One is the move to involve ward sisters and practice and district nurses in signing sick notes, passport forms and driving licence applications (March 22, p5).

This will be welcome relief for busy GPs, but how will hard-pressed nurses cope? It is assumed that nurses can easily unburden GPs of their tedious paperwork, but they will need to see commensurate rewards - either in terms of pay or by other means.

Two other pre-election incentives caught my eye: the £5,000 'golden hello' to new GPs joining the NHS and the £10,000 'golden goodbye' for those who wait until they are 65 before retiring from the NHS.

It is clear that GP recruitment is at an all-time low and there are genuine fears that many GPs nearing retirement age will leave the NHS within the next decade.

But even more of a problem is looming in terms of nursing staff. In community health services alone, we will soon have a serious shortfall of nurses and health visitors. More than half of the community nursing workforce is in the 45-50 age group.

Nurses can retire at 55, and many are physically and mentally exhausted enough to do so. But can the NHS afford to let them go? What incentives exist to induce them to stay?

While waiting for preregistration nursing students to be trained, we need to offer incentives to older nurses to make the idea of staying on in the NHS attractive.

These don't need to be linked to cash rewards. Sabbaticals of three or four months could be one approach. Or nurses nearing retirement age could have their skills channelled towards supporting newly qualified nurses or take more sedentary roles, such as working for NHS Direct.

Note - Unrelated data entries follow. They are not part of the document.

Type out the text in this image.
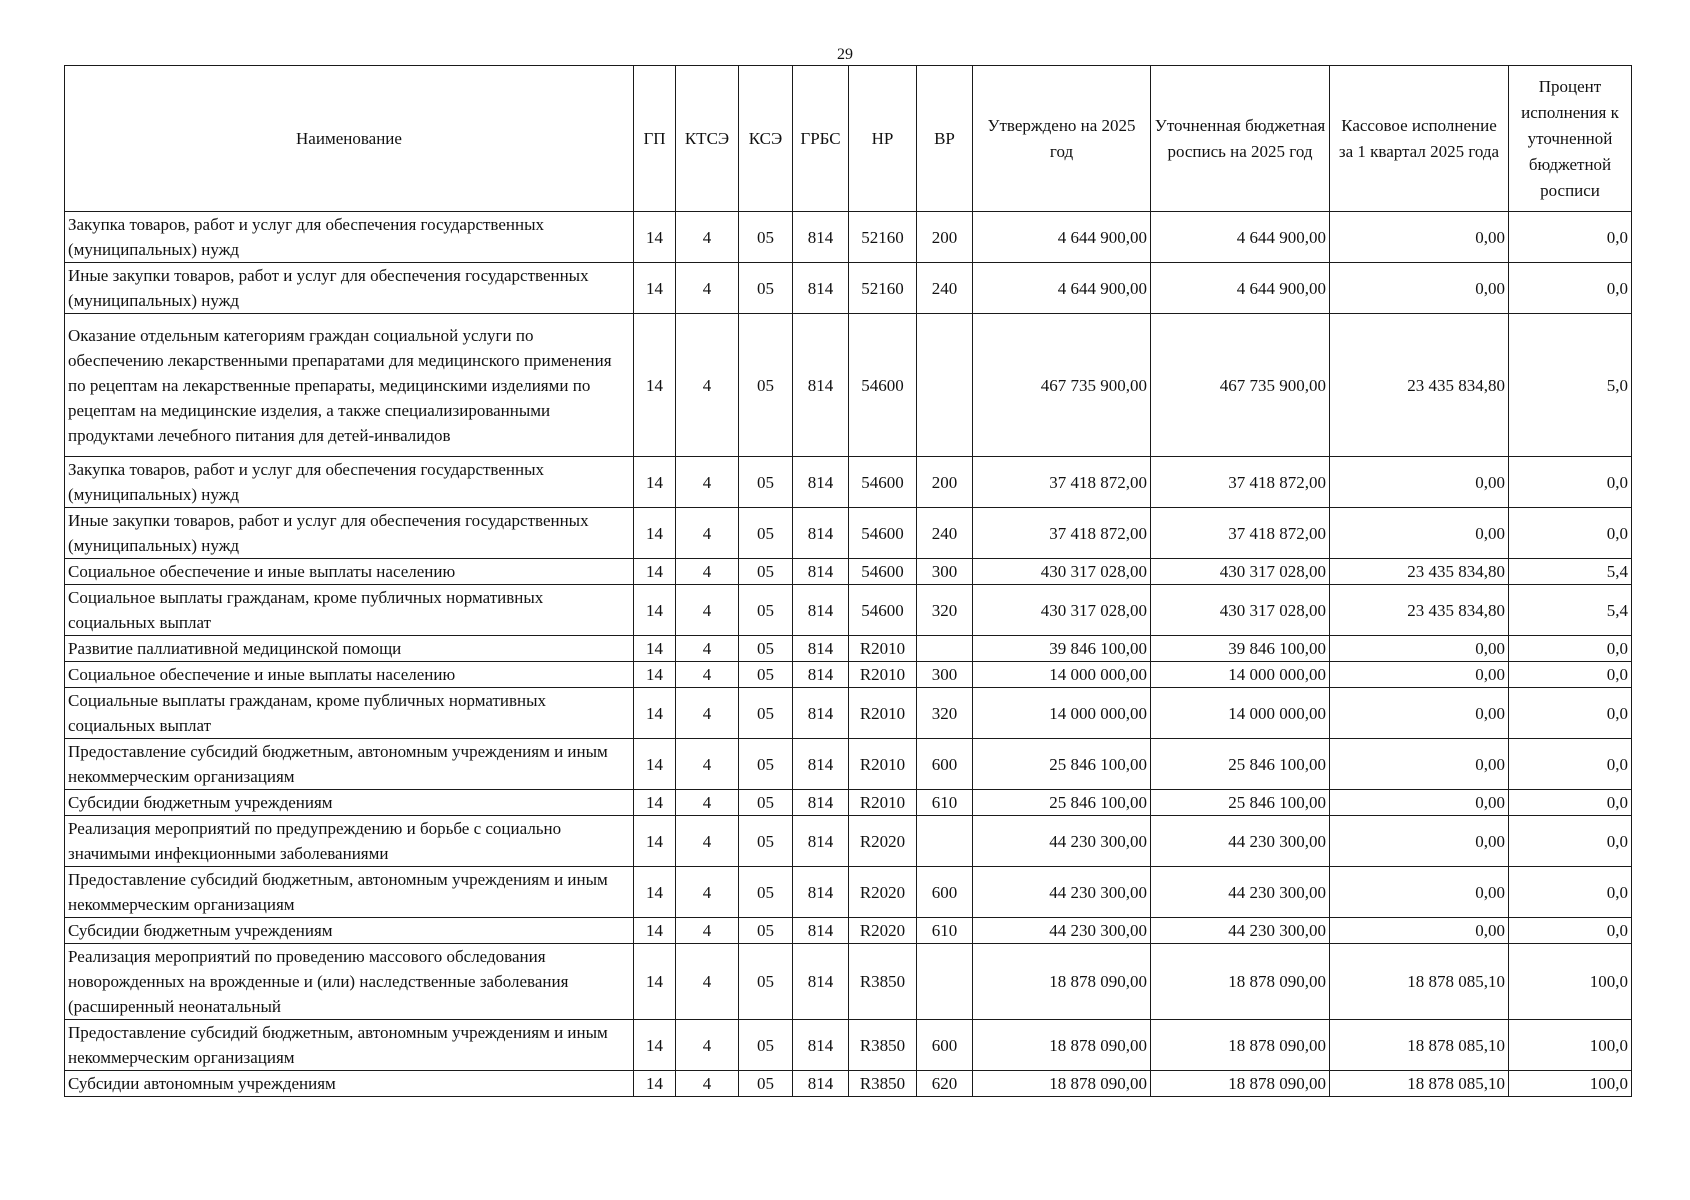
29
Наименование	ГП	КТСЭ	КСЭ	ГРБС	НР	ВР	Утверждено на 2025 год	Уточненная бюджетная роспись на 2025 год	Кассовое исполнение за 1 квартал 2025 года	Процент исполнения к уточненной бюджетной росписи
Закупка товаров, работ и услуг для обеспечения государственных (муниципальных) нужд	14	4	05	814	52160	200	4 644 900,00	4 644 900,00	0,00	0,0
Иные закупки товаров, работ и услуг для обеспечения государственных (муниципальных) нужд	14	4	05	814	52160	240	4 644 900,00	4 644 900,00	0,00	0,0
Оказание отдельным категориям граждан социальной услуги по обеспечению лекарственными препаратами для медицинского применения по рецептам на лекарственные препараты, медицинскими изделиями по рецептам на медицинские изделия, а также специализированными продуктами лечебного питания для детей-инвалидов	14	4	05	814	54600		467 735 900,00	467 735 900,00	23 435 834,80	5,0
Закупка товаров, работ и услуг для обеспечения государственных (муниципальных) нужд	14	4	05	814	54600	200	37 418 872,00	37 418 872,00	0,00	0,0
Иные закупки товаров, работ и услуг для обеспечения государственных (муниципальных) нужд	14	4	05	814	54600	240	37 418 872,00	37 418 872,00	0,00	0,0
Социальное обеспечение и иные выплаты населению	14	4	05	814	54600	300	430 317 028,00	430 317 028,00	23 435 834,80	5,4
Социальное выплаты гражданам, кроме публичных нормативных социальных выплат	14	4	05	814	54600	320	430 317 028,00	430 317 028,00	23 435 834,80	5,4
Развитие паллиативной медицинской помощи	14	4	05	814	R2010		39 846 100,00	39 846 100,00	0,00	0,0
Социальное обеспечение и иные выплаты населению	14	4	05	814	R2010	300	14 000 000,00	14 000 000,00	0,00	0,0
Социальные выплаты гражданам, кроме публичных нормативных социальных выплат	14	4	05	814	R2010	320	14 000 000,00	14 000 000,00	0,00	0,0
Предоставление субсидий бюджетным, автономным учреждениям и иным некоммерческим организациям	14	4	05	814	R2010	600	25 846 100,00	25 846 100,00	0,00	0,0
Субсидии бюджетным учреждениям	14	4	05	814	R2010	610	25 846 100,00	25 846 100,00	0,00	0,0
Реализация мероприятий по предупреждению и борьбе с социально значимыми инфекционными заболеваниями	14	4	05	814	R2020		44 230 300,00	44 230 300,00	0,00	0,0
Предоставление субсидий бюджетным, автономным учреждениям и иным некоммерческим организациям	14	4	05	814	R2020	600	44 230 300,00	44 230 300,00	0,00	0,0
Субсидии бюджетным учреждениям	14	4	05	814	R2020	610	44 230 300,00	44 230 300,00	0,00	0,0
Реализация мероприятий по проведению массового обследования новорожденных на врожденные и (или) наследственные заболевания (расширенный неонатальный	14	4	05	814	R3850		18 878 090,00	18 878 090,00	18 878 085,10	100,0
Предоставление субсидий бюджетным, автономным учреждениям и иным некоммерческим организациям	14	4	05	814	R3850	600	18 878 090,00	18 878 090,00	18 878 085,10	100,0
Субсидии автономным учреждениям	14	4	05	814	R3850	620	18 878 090,00	18 878 090,00	18 878 085,10	100,0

While GPs will welcome the government goodies, I wonder how much thought has been given to the enhancement of nurses' pension funds and other retention incentives?

Considering the current age profile of the population, 55 could be considered quite youthful. If we want to ensure sufficient numbers of skilled hands on deck for the NHS, then we will have to come up with realistic and sustainable incentives.

Nurses may be ageing, but there can be little substitute for a sound knowledge base coupled with experience.